Fertilizer is fascinating. Most know that it increases soil fertility when growing plants and crops. Few know that when we eat food made with fertilizer, we are essentially eating fossil fuels. I wrote in my book Living the 1.5 Degree Lifestyle: “Fertilizer is made from ammonia, which is made from hydrogen, which is made from natural gas. That makes it a fossil fuel product; so when we eat food made with nitrogen fertilizers, we’re essentially eating fossil fuels.”
Now fertilizer costs are skyrocketing, driving up food prices. Increases in natural gas prices caused by Russia’s war against Ukraine always resulted in higher food costs, as Russia provided 22.4% of fertilizer imported into the US. Plus, there’s the gear. According to the Financial Times, “The price of diesel, which farmers need to fuel their tractors, trucks and harvesters, has risen to nearly $5 a gallon.”
But one should always look on the bright side of life, as Bloomberg journalists do in a recent article titled “The Fertilizer Shock Might Change Agriculture – For the Better.” They describe how bad the situation is with shortages and price increases of up to 22% and write:
“In the midst of such dire predictions, it may sound callous to speak of a silver lining. But the fertilizer shock of 2022 could end up paying similar dividends as the twin oil shocks of the 1970s. The Arab oil embargo brought the US economy to its knees, but it also ignited an energy conservation movement that has transformed America’s auto and construction industries, to name just two. Under pressure from Asian competitors, Detroit’s Big Three introduced more compact, fuel-efficient cars. Insulation and household appliances reduced energy consumption at home.”
It’s an interesting analogy; The oil shocks sparked the energy efficiency boom in our homes and buildings as regulations to reduce fossil fuel use were tightened. Many have complained that this has resulted in larger homes and SUVs eating up much of the energy savings, but the consensus is we’re still ahead.
Bloomberg suggests that as fertilizer becomes more expensive, farmers will use it more carefully and waste less of it. More and more farmers are testing the soil and practicing “precision farming”.
There are many benefits to reducing fertilizer. There is a huge problem of nutrient pollution – the excess nitrogen and phosphorus in water bodies, mostly coming from agricultural runoff. There are carbon dioxide emissions from the production of ammonia, which are estimated to be between 1% and 1.8% of global emissions. Bloomberg also notes that “microbes in the soil break down fertilizers and release nitrous oxide into the atmosphere, which pound for pound is 300 times more powerful than CO2 at warming the planet.”
In its “Farm to Fork 2020” strategy, the European Union has set itself the goal of reducing nutrient pollution and writes:
“Due to overexploitation and the fact that not all nutrients used in agriculture are effectively absorbed by plants, [fertilizer] is another major source of air, soil and water pollution and climate impacts. It has reduced biodiversity in rivers, lakes, wetlands and seas. The Commission will take action to reduce nutrient losses by at least 50% while ensuring soil fertility is not compromised. This will reduce fertilizer use by at least 20% by 2030.”

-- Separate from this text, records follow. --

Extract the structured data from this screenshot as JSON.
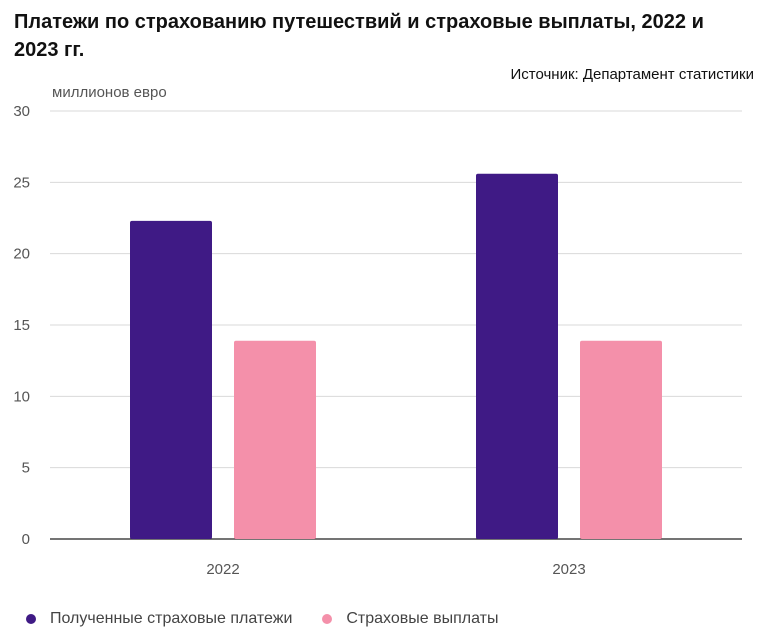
{
  "title": "Платежи по страхованию путешествий и страховые выплаты, 2022 и 2023 гг.",
  "source": "Источник: Департамент статистики",
  "colors": {
    "series_1": "#3f1a85",
    "series_2": "#f490aa",
    "grid": "#d9d9d9",
    "axis": "#222222"
  },
  "chart_data": {
    "type": "bar",
    "title": "Платежи по страхованию путешествий и страховые выплаты, 2022 и 2023 гг.",
    "ylabel": "миллионов евро",
    "xlabel": "",
    "categories": [
      "2022",
      "2023"
    ],
    "series": [
      {
        "name": "Полученные страховые платежи",
        "values": [
          22.3,
          25.6
        ],
        "color": "#3f1a85"
      },
      {
        "name": "Страховые выплаты",
        "values": [
          13.9,
          13.9
        ],
        "color": "#f490aa"
      }
    ],
    "ylim": [
      0,
      30
    ],
    "yticks": [
      0,
      5,
      10,
      15,
      20,
      25,
      30
    ],
    "grid": true,
    "legend_position": "bottom-left"
  }
}
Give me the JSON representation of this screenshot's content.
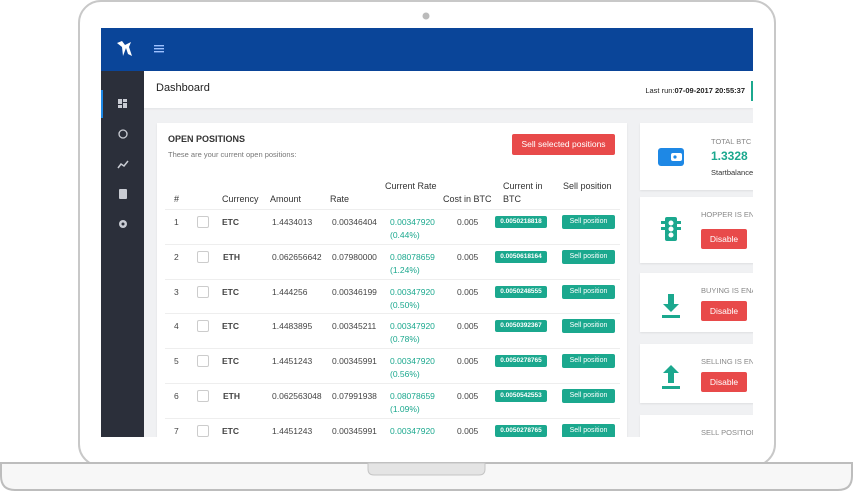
{
  "header": {
    "title": "Dashboard",
    "last_run_label": "Last run:",
    "last_run_value": "07-09-2017 20:55:37"
  },
  "positions": {
    "title": "OPEN POSITIONS",
    "subtitle": "These are your current open positions:",
    "button": "Sell selected positions"
  },
  "table": {
    "headers": [
      "#",
      "Currency",
      "Amount",
      "Rate",
      "Current Rate",
      "Cost in BTC",
      "Current in BTC",
      "Sell position"
    ],
    "rows": [
      {
        "num": "1",
        "currency": "ETC",
        "amount": "1.4434013",
        "rate": "0.00346404",
        "current": "0.00347920",
        "pct": "(0.44%)",
        "cost": "0.005",
        "current_btc": "0.0050218818",
        "action": "Sell position"
      },
      {
        "num": "2",
        "currency": "ETH",
        "amount": "0.062656642",
        "rate": "0.07980000",
        "current": "0.08078659",
        "pct": "(1.24%)",
        "cost": "0.005",
        "current_btc": "0.0050618164",
        "action": "Sell position"
      },
      {
        "num": "3",
        "currency": "ETC",
        "amount": "1.444256",
        "rate": "0.00346199",
        "current": "0.00347920",
        "pct": "(0.50%)",
        "cost": "0.005",
        "current_btc": "0.0050248555",
        "action": "Sell position"
      },
      {
        "num": "4",
        "currency": "ETC",
        "amount": "1.4483895",
        "rate": "0.00345211",
        "current": "0.00347920",
        "pct": "(0.78%)",
        "cost": "0.005",
        "current_btc": "0.0050392367",
        "action": "Sell position"
      },
      {
        "num": "5",
        "currency": "ETC",
        "amount": "1.4451243",
        "rate": "0.00345991",
        "current": "0.00347920",
        "pct": "(0.56%)",
        "cost": "0.005",
        "current_btc": "0.0050278765",
        "action": "Sell position"
      },
      {
        "num": "6",
        "currency": "ETH",
        "amount": "0.062563048",
        "rate": "0.07991938",
        "current": "0.08078659",
        "pct": "(1.09%)",
        "cost": "0.005",
        "current_btc": "0.0050542553",
        "action": "Sell position"
      },
      {
        "num": "7",
        "currency": "ETC",
        "amount": "1.4451243",
        "rate": "0.00345991",
        "current": "0.00347920",
        "cost": "0.005",
        "current_btc": "0.0050278765",
        "action": "Sell position"
      }
    ]
  },
  "cards": [
    {
      "label": "TOTAL BTC",
      "value": "1.3328",
      "sub": "Startbalance"
    },
    {
      "label": "HOPPER IS ENABLED",
      "button": "Disable"
    },
    {
      "label": "BUYING IS ENABLED",
      "button": "Disable"
    },
    {
      "label": "SELLING IS ENABLED",
      "button": "Disable"
    },
    {
      "label": "SELL POSITIONS"
    }
  ]
}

That was before they had a war on their hands and needed to reduce natural gas consumption or imports from Russia.
As past experience with cars and buildings has shown, change happens fastest when there is an economic incentive. Everyone has an interest in reducing fertilizer use, but the farmer paying for it has the biggest incentive.
Silver linings can be painful. Higher gasoline and natural gas prices can reduce demand and help protect the environment, but they hurt many people who may fall into fuel poverty. Higher food prices are forcing some to make difficult decisions between food and fuel.
Ultimately, fertilizer prices threaten food security around the world as less fertilizer means fewer crops. And how this affects developed versus developing countries is undeniable. Bloomberg reports: “And in developing countries that already face high levels of food insecurity? Reduced fertilizer use carries the risk of malnutrition, political unrest and ultimately the otherwise avoidable loss of life.”
The answer should be to solve the demand problem: make our homes more efficient, encourage alternatives to gas-powered cars, and reduce fertilizer use without jeopardizing the food security of vulnerable communities.